Alexandre Loures how can one estimate a 1xN gravity model? In my case I use US and 30 trading partners (only imports to the US). Do you have any suggestions? If not fixed effects, what regression can (should) I apply?
My analaytical framework is similar with Member One , I wiil estimate 3 models. Firstly, the export of Turkey to 30 main trade partners, secondly the import of Turkey from 30 main trade partners and lastly total trade (export+import) for robustness. So my samples is 1xN. I will use PPML as estimator. In this contexti i have some questions:
1. Should i use the variables in level form (except distance). I dont have zero trade flows. So, if i use log form, is it problem with regards to PPML estimator?
2. I want to add multilateral resistance terms to my models. Which one should i use (exporter-time fixed effects, importer-time fixed effects....).
3. When i use multilateral resistance terms, can't GDP variables estimate? They are so important variables with regards to Gravity model.
Thanks Alexandre Loures , actually i saw some papers used export+import as dependet variable. But i will follow your idea. and i decided to change my analaytical fremework.
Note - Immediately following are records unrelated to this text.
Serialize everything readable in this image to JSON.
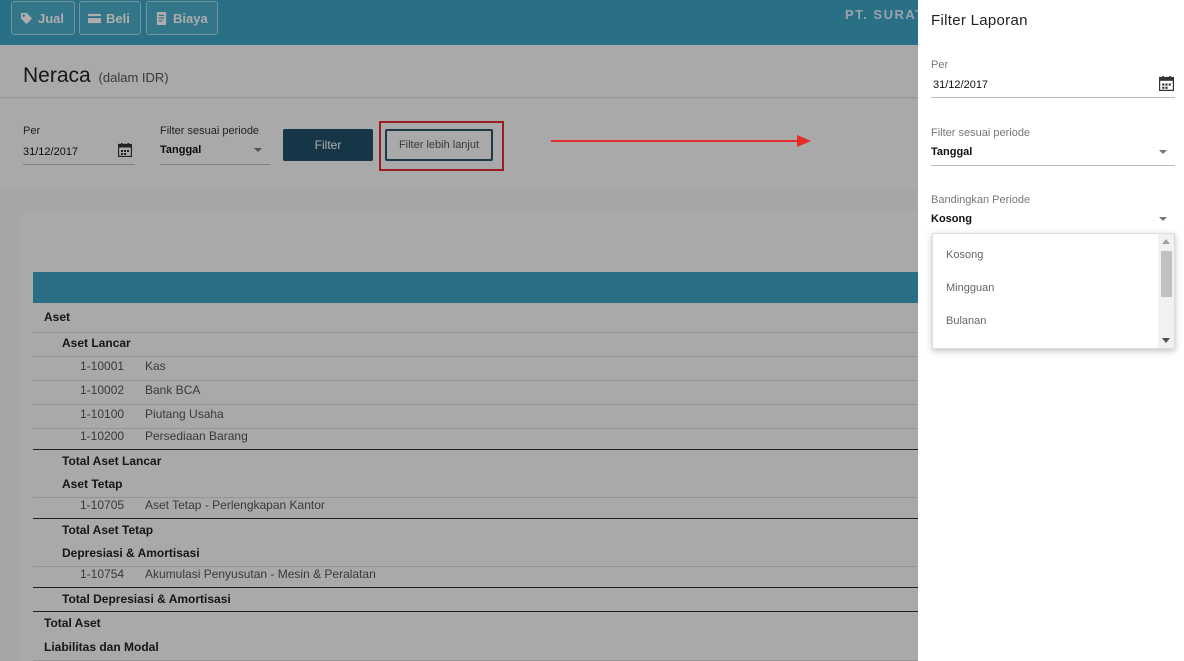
{
  "toolbar": {
    "buttons": [
      {
        "label": "Jual",
        "icon": "tag-icon"
      },
      {
        "label": "Beli",
        "icon": "credit-card-icon"
      },
      {
        "label": "Biaya",
        "icon": "receipt-icon"
      }
    ],
    "company": "PT. SURAT"
  },
  "header": {
    "title": "Neraca",
    "subtitle": "(dalam IDR)"
  },
  "filters": {
    "per_label": "Per",
    "per_value": "31/12/2017",
    "period_label": "Filter sesuai periode",
    "period_value": "Tanggal",
    "filter_button": "Filter",
    "more_button": "Filter lebih lanjut"
  },
  "report": {
    "rows": [
      {
        "type": "section",
        "label": "Aset"
      },
      {
        "type": "group",
        "label": "Aset Lancar"
      },
      {
        "type": "account",
        "code": "1-10001",
        "name": "Kas"
      },
      {
        "type": "account",
        "code": "1-10002",
        "name": "Bank BCA"
      },
      {
        "type": "account",
        "code": "1-10100",
        "name": "Piutang Usaha"
      },
      {
        "type": "account",
        "code": "1-10200",
        "name": "Persediaan Barang"
      },
      {
        "type": "total",
        "label": "Total Aset Lancar"
      },
      {
        "type": "group",
        "label": "Aset Tetap"
      },
      {
        "type": "account",
        "code": "1-10705",
        "name": "Aset Tetap - Perlengkapan Kantor"
      },
      {
        "type": "total",
        "label": "Total Aset Tetap"
      },
      {
        "type": "group",
        "label": "Depresiasi & Amortisasi"
      },
      {
        "type": "account",
        "code": "1-10754",
        "name": "Akumulasi Penyusutan - Mesin & Peralatan"
      },
      {
        "type": "total",
        "label": "Total Depresiasi & Amortisasi"
      },
      {
        "type": "section-total",
        "label": "Total Aset"
      },
      {
        "type": "section",
        "label": "Liabilitas dan Modal"
      }
    ]
  },
  "drawer": {
    "title": "Filter Laporan",
    "per_label": "Per",
    "per_value": "31/12/2017",
    "period_label": "Filter sesuai periode",
    "period_value": "Tanggal",
    "compare_label": "Bandingkan Periode",
    "compare_value": "Kosong",
    "compare_options": [
      "Kosong",
      "Mingguan",
      "Bulanan"
    ]
  },
  "colors": {
    "accent": "#3da6c7",
    "primary_button": "#1f5068",
    "highlight": "#e52b2b"
  }
}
I will estimate firstly the export of Turkey to all partners, secondly the import of Turkey from all partners. Because also i would like to include zero trade flows. What about you?
Besides, you mean that in the context of 1XN sample we should use just year dummy for exporter-time fixed effect. But, for importer-time fixed effect we should use both country and year dummies. Is it correct? Thanks in advance.
Actually i have just solved problem about getting exporter-time and importer-time fixed effects by using stata codes. But in my sample importer time fixed effects constitute from 450 dummies. So in this case PPML doesn't estimate these effects. That is my problem. I didn't understand what is the problem.
Besides, i read some papers which states that you can divide your trade data with a fixed figure such as one billiion, now that we use trade data in level form in context of PPML estimator and some trade data fairly high. In this case our estimation findings don't change. Do you agree with that?